Consumers who buy the stainless steel band for that spanking new Watch Sport should be aware that there's nickel in the band and the watch's magnet. While the guide claims nickel exposure is "unlikely," some users with known allergies should pay close attention upon initial wear. Also, the Milanese Loop, Modern Buckle and Leather Loop bands contain trace amounts of methacrylates from adhesives.

While Methacrylates exposure is "unlikely," customers with known methacrylate allergies should keep an eye out for potential reactions. The user guide, which actually reads more like a potential injury liability statement, notes the materials used in Watch and its bands meet the standards set for jewelry by the U.S. Consumer Product Safety Commission, related European regulations and international standards.

In short, Apple Watch users should take a big page from initial Fitbit fitness tracker consumers, as most – if not all – of the noted skin issues in the Apple guide cropped up last year, leading to Fitbit actually recalling one of its products.

Fitbit was prompted by a federal consumer safety agency to recall its Force wristband and dole out refunds to users who did develop skin irritations to the stainless steel casing in the device, the strap and other components.
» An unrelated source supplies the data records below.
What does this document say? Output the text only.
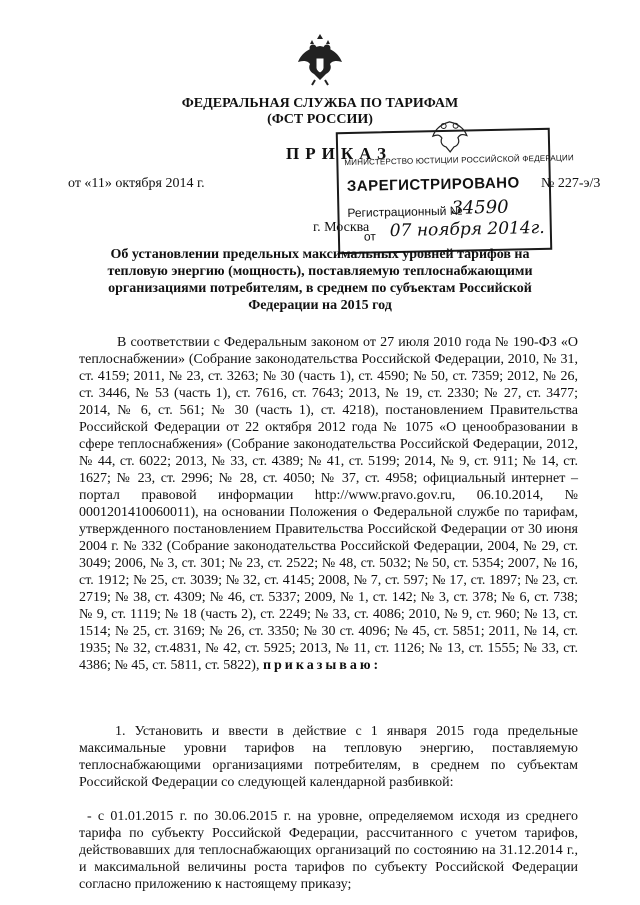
ФЕДЕРАЛЬНАЯ СЛУЖБА ПО ТАРИФАМ
(ФСТ РОССИИ)
ПРИКАЗ
от «11» октября 2014 г.	№ 227-э/3
г. Москва
МИНИСТЕРСТВО ЮСТИЦИИ РОССИЙСКОЙ ФЕДЕРАЦИИ
ЗАРЕГИСТРИРОВАНО
Регистрационный №
34590
от 07 ноября 2014г.
Об установлении предельных максимальных уровней тарифов на тепловую энергию (мощность), поставляемую теплоснабжающими организациями потребителям, в среднем по субъектам Российской Федерации на 2015 год
В соответствии с Федеральным законом от 27 июля 2010 года № 190-ФЗ «О теплоснабжении» (Собрание законодательства Российской Федерации, 2010, № 31, ст. 4159; 2011, № 23, ст. 3263; № 30 (часть 1), ст. 4590; № 50, ст. 7359; 2012, № 26, ст. 3446, № 53 (часть 1), ст. 7616, ст. 7643; 2013, № 19, ст. 2330; № 27, ст. 3477; 2014, № 6, ст. 561; № 30 (часть 1), ст. 4218), постановлением Правительства Российской Федерации от 22 октября 2012 года № 1075 «О ценообразовании в сфере теплоснабжения» (Собрание законодательства Российской Федерации, 2012, № 44, ст. 6022; 2013, № 33, ст. 4389; № 41, ст. 5199; 2014, № 9, ст. 911; № 14, ст. 1627; № 23, ст. 2996; № 28, ст. 4050; № 37, ст. 4958; официальный интернет – портал правовой информации http://www.pravo.gov.ru, 06.10.2014, № 0001201410060011), на основании Положения о Федеральной службе по тарифам, утвержденного постановлением Правительства Российской Федерации от 30 июня 2004 г. № 332 (Собрание законодательства Российской Федерации, 2004, № 29, ст. 3049; 2006, № 3, ст. 301; № 23, ст. 2522; № 48, ст. 5032; № 50, ст. 5354; 2007, № 16, ст. 1912; № 25, ст. 3039; № 32, ст. 4145; 2008, № 7, ст. 597; № 17, ст. 1897; № 23, ст. 2719; № 38, ст. 4309; № 46, ст. 5337; 2009, № 1, ст. 142; № 3, ст. 378; № 6, ст. 738; № 9, ст. 1119; № 18 (часть 2), ст. 2249; № 33, ст. 4086; 2010, № 9, ст. 960; № 13, ст. 1514; № 25, ст. 3169; № 26, ст. 3350; № 30 ст. 4096; № 45, ст. 5851; 2011, № 14, ст. 1935; № 32, ст.4831, № 42, ст. 5925; 2013, № 11, ст. 1126; № 13, ст. 1555; № 33, ст. 4386; № 45, ст. 5811, ст. 5822), приказываю:
1. Установить и ввести в действие с 1 января 2015 года предельные максимальные уровни тарифов на тепловую энергию, поставляемую теплоснабжающими организациями потребителям, в среднем по субъектам Российской Федерации со следующей календарной разбивкой:
- с 01.01.2015 г. по 30.06.2015 г. на уровне, определяемом исходя из среднего тарифа по субъекту Российской Федерации, рассчитанного с учетом тарифов, действовавших для теплоснабжающих организаций по состоянию на 31.12.2014 г., и максимальной величины роста тарифов по субъекту Российской Федерации согласно приложению к настоящему приказу;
It nearly faced the same situation with its Fitbit Flex, but as complaints were not as numerous or serious, a recall was not stipulated by the Consumer Product Safety Commission. Fitbit did however make changes to that product as well.

Smartphone maker LG dealt with some consumer complaints with its G Watch last year as well. Skin irritation complaints were made due to the corrosion on the pins the watch used to charge the battery. Unlike Fitbit, however, LG only needed to issue a warning to users and did not have to recall any products.

In addition to issues of skin sensitivity, the Apple user guide also notes some other potential health issues that may come into play with wearing the Watch. While most are common sense – don't wear it while charging, don't listen to music so loudly for extended period as it may injure your hearing – others are more serious warnings.

People with pacemakers and defibrillators should check with device manufacturers before wearing the Watch, as it could impede those devices. Also, users shouldn't rely on the heart rate sensor for diagnosing health or disease, as the function is there purely for fitness needs.

"Apple Watch is not intended for use where the failure of the device could lead to death, personal injury, or severe environmental damage," states the guide.